Yaroslav Solonynko (born April 2, 1991) is a Ukrainian footballer who plays with Toronto Falcons in the Canadian Soccer League.

== Career ==

=== Europe ===
Solonynko began his career in 2008 with Dynamo Khmelnytskyi in the Ukrainian Second League. Throughout his tenure with Dynamo, he played in 20 matches over two seasons. In 2010, he signed a contract with Obolon-Brovar Kyiv of the Ukrainian Premier League. After failing to break into the first team with Kyiv, he returned to his former club, Dynamo, on a loan deal in 2011.

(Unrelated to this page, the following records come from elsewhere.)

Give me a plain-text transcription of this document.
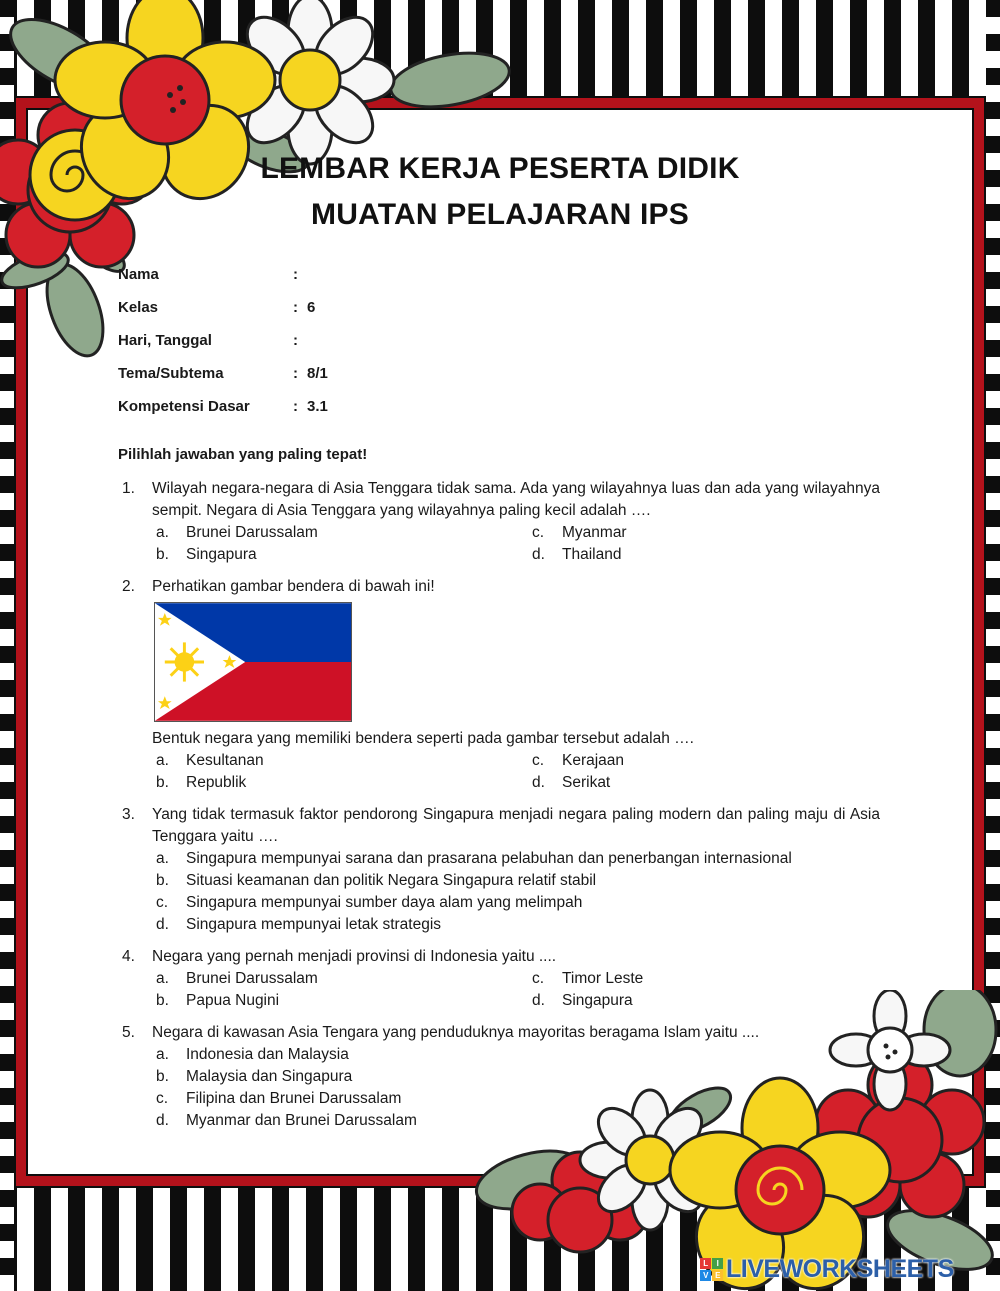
LEMBAR KERJA PESERTA DIDIK
MUATAN PELAJARAN IPS
Nama	:
Kelas	: 6
Hari, Tanggal	:
Tema/Subtema	: 8/1
Kompetensi Dasar	: 3.1
Pilihlah jawaban yang paling tepat!
1.	Wilayah negara-negara di Asia Tenggara tidak sama. Ada yang wilayahnya luas dan ada yang wilayahnya sempit. Negara di Asia Tenggara yang wilayahnya paling kecil adalah ….
a.	Brunei Darussalam	c.	Myanmar
b.	Singapura	d.	Thailand
2.	Perhatikan gambar bendera di bawah ini!
Bentuk negara yang memiliki bendera seperti pada gambar tersebut adalah ….
a.	Kesultanan	c.	Kerajaan
b.	Republik	d.	Serikat
3.	Yang tidak termasuk faktor pendorong Singapura menjadi negara paling modern dan paling maju di Asia Tenggara yaitu ….
a.	Singapura mempunyai sarana dan prasarana pelabuhan dan penerbangan internasional
b.	Situasi keamanan dan politik Negara Singapura relatif stabil
c.	Singapura mempunyai sumber daya alam yang melimpah
d.	Singapura mempunyai letak strategis
4.	Negara yang pernah menjadi provinsi di Indonesia yaitu ....
a.	Brunei Darussalam	c.	Timor Leste
b.	Papua Nugini	d.	Singapura
5.	Negara di kawasan Asia Tengara yang penduduknya mayoritas beragama Islam yaitu ....
a.	Indonesia dan Malaysia
b.	Malaysia dan Singapura
c.	Filipina dan Brunei Darussalam
d.	Myanmar dan Brunei Darussalam
L	I
V E LIVEWORKSHEETS
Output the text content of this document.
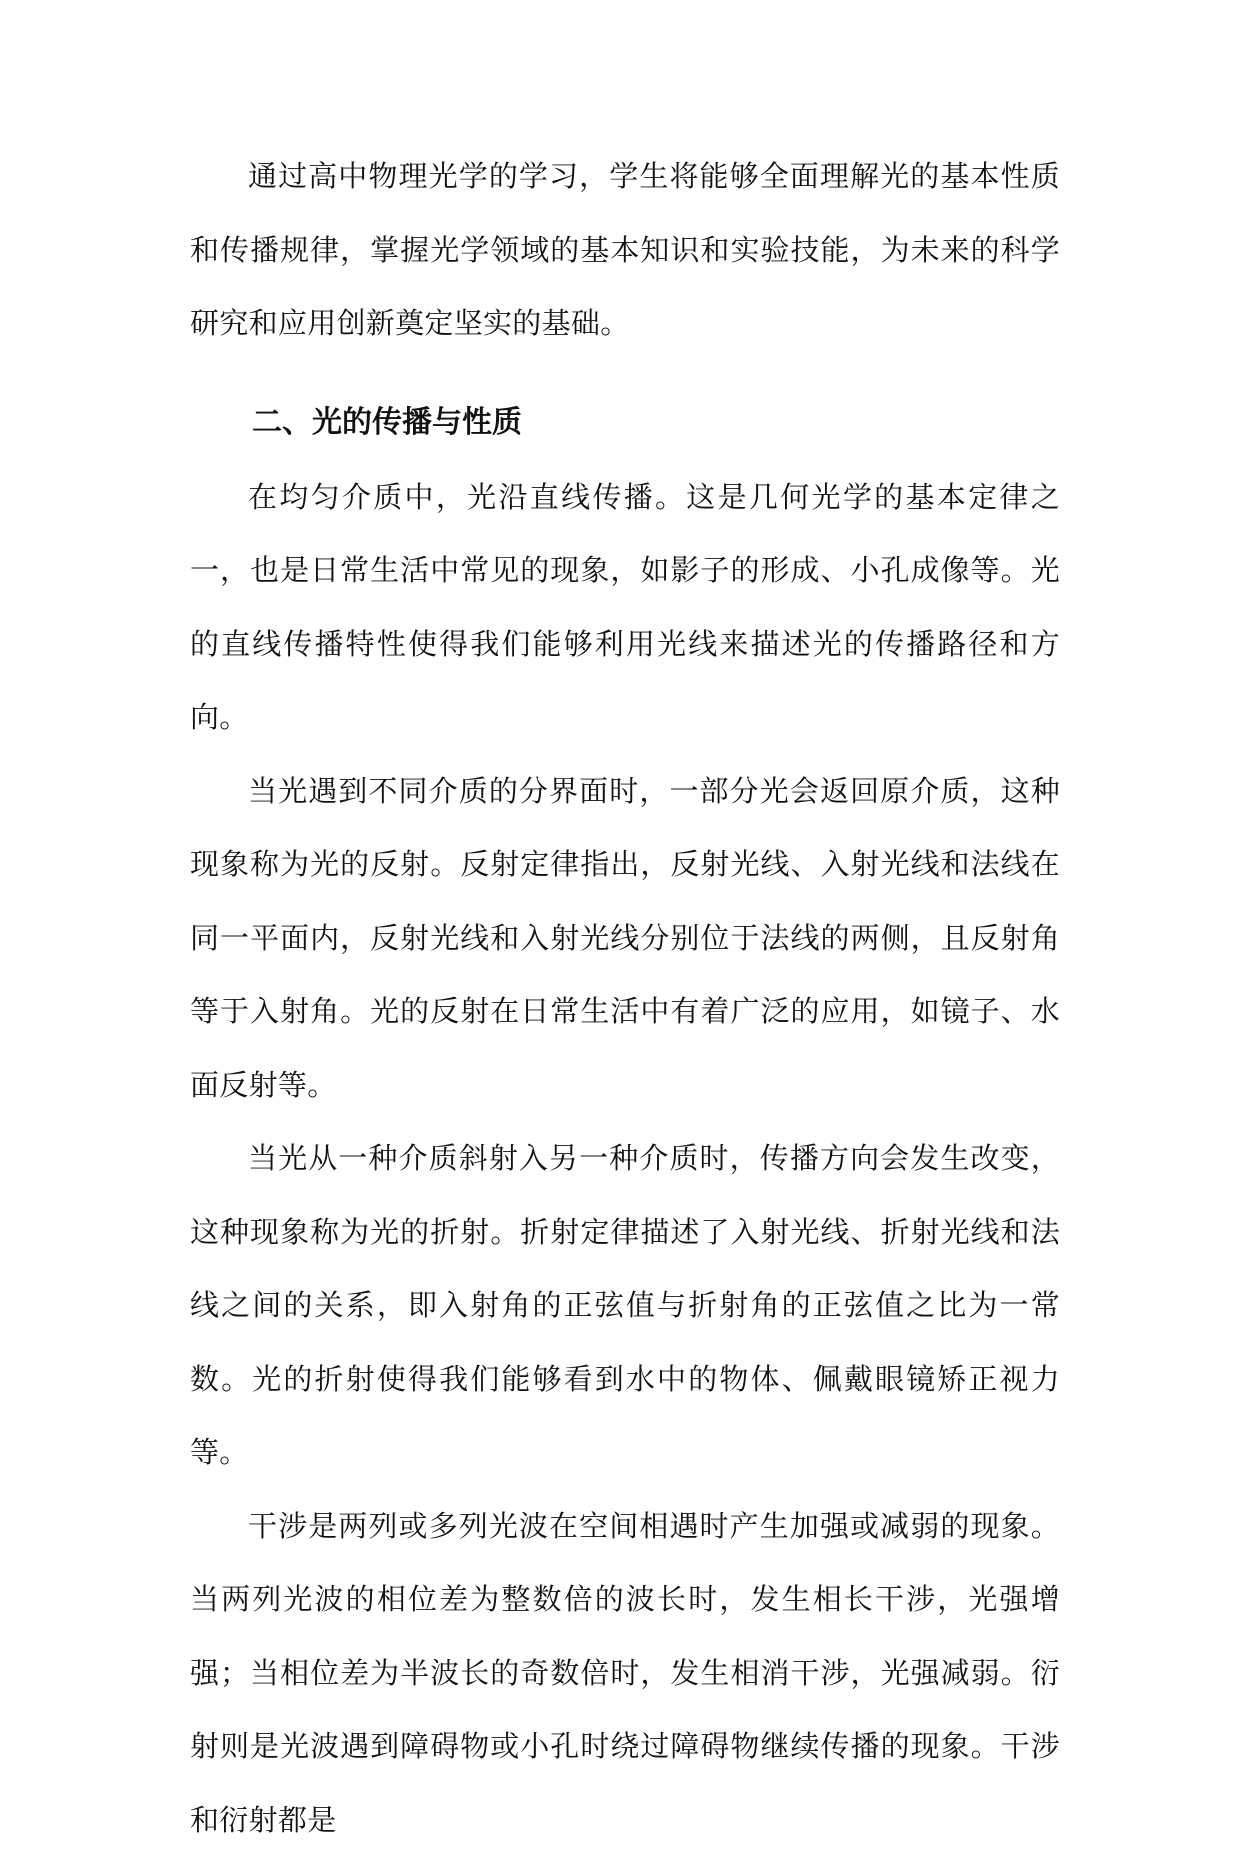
通过高中物理光学的学习，学生将能够全面理解光的基本性质和传播规律，掌握光学领域的基本知识和实验技能，为未来的科学研究和应用创新奠定坚实的基础。

二、光的传播与性质

在均匀介质中，光沿直线传播。这是几何光学的基本定律之一，也是日常生活中常见的现象，如影子的形成、小孔成像等。光的直线传播特性使得我们能够利用光线来描述光的传播路径和方向。

当光遇到不同介质的分界面时，一部分光会返回原介质，这种现象称为光的反射。反射定律指出，反射光线、入射光线和法线在同一平面内，反射光线和入射光线分别位于法线的两侧，且反射角等于入射角。光的反射在日常生活中有着广泛的应用，如镜子、水面反射等。

当光从一种介质斜射入另一种介质时，传播方向会发生改变，这种现象称为光的折射。折射定律描述了入射光线、折射光线和法线之间的关系，即入射角的正弦值与折射角的正弦值之比为一常数。光的折射使得我们能够看到水中的物体、佩戴眼镜矫正视力等。

干涉是两列或多列光波在空间相遇时产生加强或减弱的现象。当两列光波的相位差为整数倍的波长时，发生相长干涉，光强增强；当相位差为半波长的奇数倍时，发生相消干涉，光强减弱。衍射则是光波遇到障碍物或小孔时绕过障碍物继续传播的现象。干涉和衍射都是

He remained in the Second League by signing with league rivals Hirnyk-Sport Horishni Plavni in 2012. During his tenure with Hirnyk-Sport, he debuted in the Ukrainian Cup against Naftovyk Okhtyrka, where he scored a goal. They were eliminated in the next round by Ukrainian Premier League side Tavriya Simferopol. He played in the Russian Professional Football League with Zhemchuzhina Yalta the following season. In 2014, he played abroad in Poland's IV liga with Rol.Ko Konojady. In 2016, he returned to Ukraine to sign with FC Ternopil in the Ukrainian First League. In his debut season with Ternopil, he played in 16 matches.

=== Canada ===
After the relegation of Ternopil, he went overseas to play in the Canadian Soccer League with FC Vorkuta. Throughout the season, he helped secure the league's first division title. In his second season with Vorkuta, he assisted in securing the CSL Championship. In 2020, he assisted in securing Vorkuta's second championship title after defeating Scarborough SC.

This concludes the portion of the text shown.